His mouth tightened a fraction at her name. Old history. Old failure.
"I'm not here to bargain," he said.
"Good," I said. "I'm not here to forgive."
He almost smiled at that. "Of course you're not."
The Redeemer behind me shifted a boot. The lantern chimed once against its ring. Jack's eyes moved to the light and back. He did a small, tired calculation in his head. He knew how this could end.
"Leave," I said. "Or kneel and stay very still until I say otherwise."
He shook his head—one small no. "Not yet," he said, voice gone soft. "Let me have a minute."
"Elara's minutes were yours to protect," I said. "You wasted them."
His jaw moved like a man chewing a truth he didn't like. He didn't answer.
Under the city, something sharp cracked—far away, the note a ritual makes when a circle sours. Rose's voice came over our private thread, steady. "Found her. Your trail held. Beginning the cut."
"Copy," I said. "I'm at Elara."
Grey flexed at the edge of thought. I let it crack open just enough to taste the path around us. The graves were stone and names. The air was honest. The ground was—
—wrong.
Thin lines under the topsoil, near the base of six stones around Elara's. Not strong. Set to wake under a certain weight. A pattern a man like Jack would draw when he wanted to make a point ugly.
"Jack," I said, eyes still on him, voice even. "What did you plant?"
He didn't look away. He had the sense to keep his hands where I could see them. "A farewell," he said.
Valeria warmed in my palm without leaving the sheath. Trap, she breathed against my skin. Small teeth. Cruel teeth.
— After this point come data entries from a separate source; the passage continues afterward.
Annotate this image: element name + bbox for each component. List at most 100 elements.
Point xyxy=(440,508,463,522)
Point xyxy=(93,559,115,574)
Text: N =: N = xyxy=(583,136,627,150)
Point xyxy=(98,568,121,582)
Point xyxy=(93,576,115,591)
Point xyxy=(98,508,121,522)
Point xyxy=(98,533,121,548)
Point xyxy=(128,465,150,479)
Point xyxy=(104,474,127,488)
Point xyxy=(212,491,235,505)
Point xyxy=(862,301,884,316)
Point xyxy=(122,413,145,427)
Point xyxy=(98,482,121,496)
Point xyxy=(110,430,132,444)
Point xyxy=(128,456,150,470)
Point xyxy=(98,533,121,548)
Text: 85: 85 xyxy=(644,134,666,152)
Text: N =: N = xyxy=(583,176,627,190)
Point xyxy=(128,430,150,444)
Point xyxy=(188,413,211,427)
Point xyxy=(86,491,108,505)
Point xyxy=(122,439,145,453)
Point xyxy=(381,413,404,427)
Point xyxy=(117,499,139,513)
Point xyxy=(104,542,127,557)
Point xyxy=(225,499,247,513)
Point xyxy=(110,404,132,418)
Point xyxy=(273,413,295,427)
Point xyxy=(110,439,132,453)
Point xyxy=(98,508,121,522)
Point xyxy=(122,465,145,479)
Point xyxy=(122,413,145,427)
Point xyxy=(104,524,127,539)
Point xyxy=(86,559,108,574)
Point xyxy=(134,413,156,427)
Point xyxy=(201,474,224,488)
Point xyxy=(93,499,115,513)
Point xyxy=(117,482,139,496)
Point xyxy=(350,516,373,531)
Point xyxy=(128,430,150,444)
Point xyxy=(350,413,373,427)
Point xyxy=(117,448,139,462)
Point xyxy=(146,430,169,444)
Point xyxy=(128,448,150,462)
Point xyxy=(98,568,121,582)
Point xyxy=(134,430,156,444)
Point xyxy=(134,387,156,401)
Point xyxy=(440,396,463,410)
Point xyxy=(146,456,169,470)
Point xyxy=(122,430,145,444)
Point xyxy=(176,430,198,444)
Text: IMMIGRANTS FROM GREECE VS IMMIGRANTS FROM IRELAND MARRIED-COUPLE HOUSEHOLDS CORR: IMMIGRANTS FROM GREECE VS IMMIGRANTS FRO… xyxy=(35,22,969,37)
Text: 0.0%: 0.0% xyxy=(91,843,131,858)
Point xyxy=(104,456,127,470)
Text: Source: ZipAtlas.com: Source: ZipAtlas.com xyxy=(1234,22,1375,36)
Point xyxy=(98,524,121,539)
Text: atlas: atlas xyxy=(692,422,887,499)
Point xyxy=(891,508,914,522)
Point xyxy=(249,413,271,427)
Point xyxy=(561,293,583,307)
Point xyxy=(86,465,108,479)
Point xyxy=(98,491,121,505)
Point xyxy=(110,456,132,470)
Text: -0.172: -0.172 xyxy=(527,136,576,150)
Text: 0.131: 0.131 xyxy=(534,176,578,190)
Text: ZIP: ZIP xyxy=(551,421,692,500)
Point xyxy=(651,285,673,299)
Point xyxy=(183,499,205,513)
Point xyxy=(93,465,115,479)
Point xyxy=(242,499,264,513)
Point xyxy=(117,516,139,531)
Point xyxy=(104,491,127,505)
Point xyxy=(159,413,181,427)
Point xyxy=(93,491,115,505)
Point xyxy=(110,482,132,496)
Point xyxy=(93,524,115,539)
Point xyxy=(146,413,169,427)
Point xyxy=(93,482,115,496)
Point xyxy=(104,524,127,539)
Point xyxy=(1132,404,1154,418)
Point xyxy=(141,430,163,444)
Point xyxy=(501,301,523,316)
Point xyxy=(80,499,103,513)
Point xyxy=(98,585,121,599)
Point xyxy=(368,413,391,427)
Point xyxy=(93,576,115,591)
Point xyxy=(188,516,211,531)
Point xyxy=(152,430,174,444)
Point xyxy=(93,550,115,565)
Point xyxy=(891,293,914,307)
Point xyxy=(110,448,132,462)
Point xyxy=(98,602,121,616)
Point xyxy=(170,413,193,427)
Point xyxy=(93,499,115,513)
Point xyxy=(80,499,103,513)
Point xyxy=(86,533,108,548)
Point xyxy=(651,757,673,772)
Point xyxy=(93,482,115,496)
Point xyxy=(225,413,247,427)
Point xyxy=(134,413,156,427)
"Rachel," I said on the open Redeemer band, keeping my voice the same size. "Static. Don't move your lanterns."
"Holding," she said at once. There was a shift in the air behind me as both Redeemers eased their balance onto their heels.
"Disarm," Valeria suggested, almost amused. We can draw a clean line.
"Not yet," I thought back.
Jack finally looked down. His left hand was flat on the top edge of Elara's stone. His right hand curled on his knee. The skin over his knuckles was too smooth for a man who'd done the work he pretended to do. The smoothness of someone who let others carry the load while he lit the match.
"I loved her," he said.
"You killed her," I said.
He swallowed. "I… killed her."
We stood like that for the length of one bad memory. The lanterns breathed. The city's night ran around the wall like water.
Then his right hand twitched—small, almost nothing—toward the edge of the stone.
Grey blew open on its own. The two pages slammed outward. The six thin lines under the topsoil lit up between them like threads dragged across bone. Each line ran to a tiny seal coin buried at the foot of the nearest stone. The coins wanted one thing: weight, heat, and a name spoken in the right voice.
Jack drew breath.
"Don't," I said.
He smiled without humor. "You think I came to leave, Arthur?"
The buried coin at Elara's feet warmed. The grey page showed a spark crawling toward it.
Valeria's voice sharpened. Now.
I moved—
—and the graves around us answered with a soft, rising hum.